One thing is clear, as the UK’s newly-led government goes headlong into the Brexit challenge, UK industry is in for a turbulent time this autumn.
However, despite concerns about movement of goods and the impact of Brexit on economic performance, there is a positive note to come out the new government line-up in terms of the environment – subject to one important caveat.
Those who follow the development of environmental policy relating to waste and recycling at government level should take some strong comfort from the fact that Michael Gove, who had emerged as a champion of a sustainable approach to waste management with a new policy and suite of proposals remains at a top level. His Chancellor of the Duchy post will give him a voice in the Cabinet and a close hand to steer policy.

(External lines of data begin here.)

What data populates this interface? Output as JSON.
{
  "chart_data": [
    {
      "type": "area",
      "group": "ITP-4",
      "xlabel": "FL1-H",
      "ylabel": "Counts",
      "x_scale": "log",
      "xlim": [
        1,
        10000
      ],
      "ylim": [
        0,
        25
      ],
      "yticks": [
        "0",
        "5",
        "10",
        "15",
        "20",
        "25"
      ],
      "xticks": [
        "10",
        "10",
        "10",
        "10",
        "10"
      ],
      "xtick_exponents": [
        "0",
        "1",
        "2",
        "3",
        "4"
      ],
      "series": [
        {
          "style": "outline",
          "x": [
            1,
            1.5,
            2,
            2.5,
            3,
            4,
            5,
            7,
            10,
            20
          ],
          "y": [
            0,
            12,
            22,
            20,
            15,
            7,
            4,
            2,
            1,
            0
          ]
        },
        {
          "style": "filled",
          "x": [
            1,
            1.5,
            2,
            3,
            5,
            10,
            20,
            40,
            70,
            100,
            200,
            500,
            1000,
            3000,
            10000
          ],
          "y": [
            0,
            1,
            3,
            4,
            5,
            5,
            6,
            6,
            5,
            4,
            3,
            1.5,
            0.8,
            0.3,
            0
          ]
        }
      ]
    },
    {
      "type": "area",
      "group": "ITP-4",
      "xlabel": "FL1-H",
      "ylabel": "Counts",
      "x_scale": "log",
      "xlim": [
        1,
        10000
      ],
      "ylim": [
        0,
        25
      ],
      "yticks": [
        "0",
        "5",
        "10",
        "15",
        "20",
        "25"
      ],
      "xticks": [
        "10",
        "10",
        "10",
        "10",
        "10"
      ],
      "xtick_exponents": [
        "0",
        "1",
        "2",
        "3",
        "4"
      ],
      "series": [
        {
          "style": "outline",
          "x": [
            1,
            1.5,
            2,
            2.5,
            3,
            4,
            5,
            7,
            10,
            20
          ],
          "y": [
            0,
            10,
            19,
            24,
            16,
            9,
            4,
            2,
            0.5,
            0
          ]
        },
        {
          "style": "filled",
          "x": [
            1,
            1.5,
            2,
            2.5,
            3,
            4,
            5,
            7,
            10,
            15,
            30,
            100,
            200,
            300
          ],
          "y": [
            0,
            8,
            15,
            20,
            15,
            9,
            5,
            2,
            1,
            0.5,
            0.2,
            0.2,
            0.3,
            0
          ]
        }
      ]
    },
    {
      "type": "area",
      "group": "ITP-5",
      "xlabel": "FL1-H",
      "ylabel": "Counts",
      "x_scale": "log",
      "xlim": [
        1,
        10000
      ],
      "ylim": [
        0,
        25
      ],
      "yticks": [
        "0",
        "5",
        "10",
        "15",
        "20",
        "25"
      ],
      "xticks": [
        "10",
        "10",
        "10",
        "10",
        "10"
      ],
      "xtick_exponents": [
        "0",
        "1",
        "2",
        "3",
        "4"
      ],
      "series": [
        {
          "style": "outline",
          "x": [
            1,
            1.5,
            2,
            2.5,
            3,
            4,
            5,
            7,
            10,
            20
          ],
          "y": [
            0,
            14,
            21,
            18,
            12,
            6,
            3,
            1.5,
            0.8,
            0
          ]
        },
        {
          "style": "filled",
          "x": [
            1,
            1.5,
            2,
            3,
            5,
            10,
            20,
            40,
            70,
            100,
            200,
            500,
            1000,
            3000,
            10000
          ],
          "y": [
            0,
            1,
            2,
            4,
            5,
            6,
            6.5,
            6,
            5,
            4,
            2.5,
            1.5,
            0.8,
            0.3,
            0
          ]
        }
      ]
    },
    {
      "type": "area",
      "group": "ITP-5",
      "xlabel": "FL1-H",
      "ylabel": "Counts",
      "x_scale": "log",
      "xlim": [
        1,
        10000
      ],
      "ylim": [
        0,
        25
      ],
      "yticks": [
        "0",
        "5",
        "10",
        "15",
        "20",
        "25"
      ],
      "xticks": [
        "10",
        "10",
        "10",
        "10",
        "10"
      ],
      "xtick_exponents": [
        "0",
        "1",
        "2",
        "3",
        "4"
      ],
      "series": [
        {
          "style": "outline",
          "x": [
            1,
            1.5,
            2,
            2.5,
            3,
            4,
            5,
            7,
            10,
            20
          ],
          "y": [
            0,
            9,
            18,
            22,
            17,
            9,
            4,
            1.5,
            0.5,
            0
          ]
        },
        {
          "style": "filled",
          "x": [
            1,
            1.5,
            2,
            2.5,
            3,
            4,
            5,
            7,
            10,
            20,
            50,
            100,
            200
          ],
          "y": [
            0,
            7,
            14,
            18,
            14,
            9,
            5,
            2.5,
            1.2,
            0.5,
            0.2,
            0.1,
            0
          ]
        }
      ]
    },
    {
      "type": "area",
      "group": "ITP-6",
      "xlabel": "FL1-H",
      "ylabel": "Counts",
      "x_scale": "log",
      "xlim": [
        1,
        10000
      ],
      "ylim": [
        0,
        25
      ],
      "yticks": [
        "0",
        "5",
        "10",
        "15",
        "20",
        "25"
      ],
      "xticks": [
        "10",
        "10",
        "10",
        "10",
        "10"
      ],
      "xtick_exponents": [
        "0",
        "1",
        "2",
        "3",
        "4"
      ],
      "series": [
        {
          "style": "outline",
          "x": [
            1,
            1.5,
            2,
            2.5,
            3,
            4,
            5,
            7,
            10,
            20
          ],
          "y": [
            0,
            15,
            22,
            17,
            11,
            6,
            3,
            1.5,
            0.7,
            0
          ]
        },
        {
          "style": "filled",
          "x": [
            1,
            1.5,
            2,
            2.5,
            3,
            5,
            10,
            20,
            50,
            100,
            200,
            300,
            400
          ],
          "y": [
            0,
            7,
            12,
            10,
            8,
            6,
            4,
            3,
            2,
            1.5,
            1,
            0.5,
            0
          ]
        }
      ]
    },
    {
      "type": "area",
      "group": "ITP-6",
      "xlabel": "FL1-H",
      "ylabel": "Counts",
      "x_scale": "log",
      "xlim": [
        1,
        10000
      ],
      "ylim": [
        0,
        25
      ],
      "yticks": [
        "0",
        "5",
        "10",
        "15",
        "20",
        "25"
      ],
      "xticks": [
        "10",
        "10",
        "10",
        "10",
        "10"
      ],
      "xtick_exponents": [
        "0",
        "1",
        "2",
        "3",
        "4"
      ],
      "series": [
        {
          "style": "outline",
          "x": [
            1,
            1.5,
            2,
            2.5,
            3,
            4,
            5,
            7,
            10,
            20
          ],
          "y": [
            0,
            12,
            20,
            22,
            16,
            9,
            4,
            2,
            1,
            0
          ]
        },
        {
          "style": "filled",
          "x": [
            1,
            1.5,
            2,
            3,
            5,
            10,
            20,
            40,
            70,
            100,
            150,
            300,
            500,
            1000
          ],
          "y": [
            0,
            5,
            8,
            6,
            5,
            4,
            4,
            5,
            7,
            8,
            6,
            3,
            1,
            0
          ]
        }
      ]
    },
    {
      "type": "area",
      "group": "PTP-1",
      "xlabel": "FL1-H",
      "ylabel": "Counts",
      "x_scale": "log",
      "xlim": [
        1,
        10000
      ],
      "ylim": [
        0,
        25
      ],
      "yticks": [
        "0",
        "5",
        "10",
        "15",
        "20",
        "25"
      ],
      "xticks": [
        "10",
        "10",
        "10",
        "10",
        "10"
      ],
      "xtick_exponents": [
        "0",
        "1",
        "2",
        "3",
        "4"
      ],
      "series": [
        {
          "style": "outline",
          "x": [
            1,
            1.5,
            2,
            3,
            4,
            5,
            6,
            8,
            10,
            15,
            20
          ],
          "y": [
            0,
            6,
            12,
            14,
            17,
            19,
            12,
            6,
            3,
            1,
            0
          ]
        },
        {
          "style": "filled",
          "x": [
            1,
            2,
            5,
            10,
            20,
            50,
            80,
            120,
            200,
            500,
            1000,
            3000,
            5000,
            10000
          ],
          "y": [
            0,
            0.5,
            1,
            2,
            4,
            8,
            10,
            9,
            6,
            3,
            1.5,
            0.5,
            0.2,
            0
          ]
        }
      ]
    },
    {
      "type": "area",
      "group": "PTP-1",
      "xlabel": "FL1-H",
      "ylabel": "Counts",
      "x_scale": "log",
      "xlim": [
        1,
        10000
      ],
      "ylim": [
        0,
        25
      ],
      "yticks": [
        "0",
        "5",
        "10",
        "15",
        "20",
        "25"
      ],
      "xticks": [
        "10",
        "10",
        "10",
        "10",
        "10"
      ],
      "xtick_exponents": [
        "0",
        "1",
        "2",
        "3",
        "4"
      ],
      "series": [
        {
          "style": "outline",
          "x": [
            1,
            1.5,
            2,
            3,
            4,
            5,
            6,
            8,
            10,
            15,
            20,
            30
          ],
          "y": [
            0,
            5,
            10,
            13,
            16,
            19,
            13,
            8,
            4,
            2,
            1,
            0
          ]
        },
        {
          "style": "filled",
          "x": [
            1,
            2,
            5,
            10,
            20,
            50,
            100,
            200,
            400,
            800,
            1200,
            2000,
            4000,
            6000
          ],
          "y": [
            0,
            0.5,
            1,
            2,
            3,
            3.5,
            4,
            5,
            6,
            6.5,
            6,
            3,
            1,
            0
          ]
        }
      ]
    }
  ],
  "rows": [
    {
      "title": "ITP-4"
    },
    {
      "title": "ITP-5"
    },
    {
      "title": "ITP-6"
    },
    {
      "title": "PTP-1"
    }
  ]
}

Of course, Brexit will dominate this summer and into the autumn, but if the UK leaves as promised on October 31, then normal service can resume.
So, the caveat has to be that the new Environment Secretary of State, Theresa Villiers, proves herself to be an enthusiast for environmental topics and a deliverer in terms of legislation. Ms Villiers has proved herself very adept at dealing with tricky issues, largely in her Northern Ireland post. Plus, she has also grappled with transport at issues and will have encountered environmental requirements in that post.
The positive note that the waste and recycling sector can take, is that the pressure remains on government, primarily over single-use plastics, to have a waste and resources strategy that follows through. Throw in Therese Coffey, who is well-immersed in the strategy, and the enthusiasm for the environment that will come from Zac Goldsmith as a junior minister, and the Department should have enough political oomph to get the strategy contents through.
The waste sector has had a hectic few months responding to the various policy documents. Much more work looks to lie ahead as more consultations emerge and Bills and policy documents take shape.